Injectivity:
Suppose $f(x_1)=f(x_2)$. If $x_1$ is a unit fraction, then $x_1=\frac{1}{n}$ for some $n\in\mathbb{N}$, and therefore $f(x_1)=f(\frac{1}{n})=\frac{1}{n+1}$. Clearly $x_2$ is a unit fraction aswell, so $x_2=\frac{1}{n'}$, and $f(x_2)=f(\frac{1}{n'})=\frac{1}{n'+1}$. Then $\frac{1}{n+1}=\frac{1}{n'+1}\to n'+1=n+1\to n'=n$, so $x_1=\frac{1}{n}=\frac{1}{n'}=x_2$.

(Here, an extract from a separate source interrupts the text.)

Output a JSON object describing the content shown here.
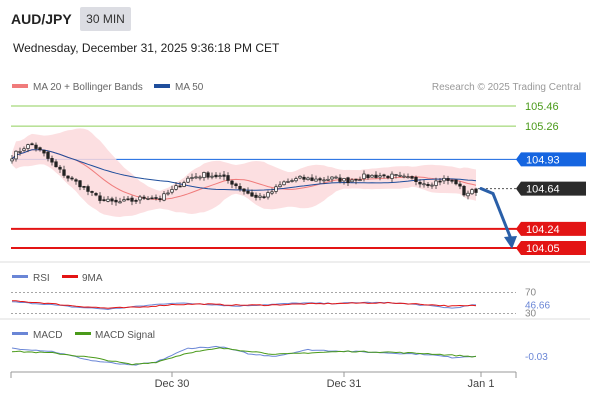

If $x_1$ is not a unit fraction, then $x_2$ cant be a unit fraction and so $f(x_1)=x_1=x_2=f(x_2)$.
Surjectivity:
For any $y\in(0,1)$, if $y=\frac{1}{n}$ for some $n>1$, then $f(\frac{1}{n-1})=\frac{1}{n}=y$.
If $y$ is not a unit fraction, $y\in(0,1]$ and $f(y)=y$.
Is it valid? The proof might seem a bit "overkill" but I want to make sure I haven't made a mistake.
EDIT: is it possible to check this by graphing?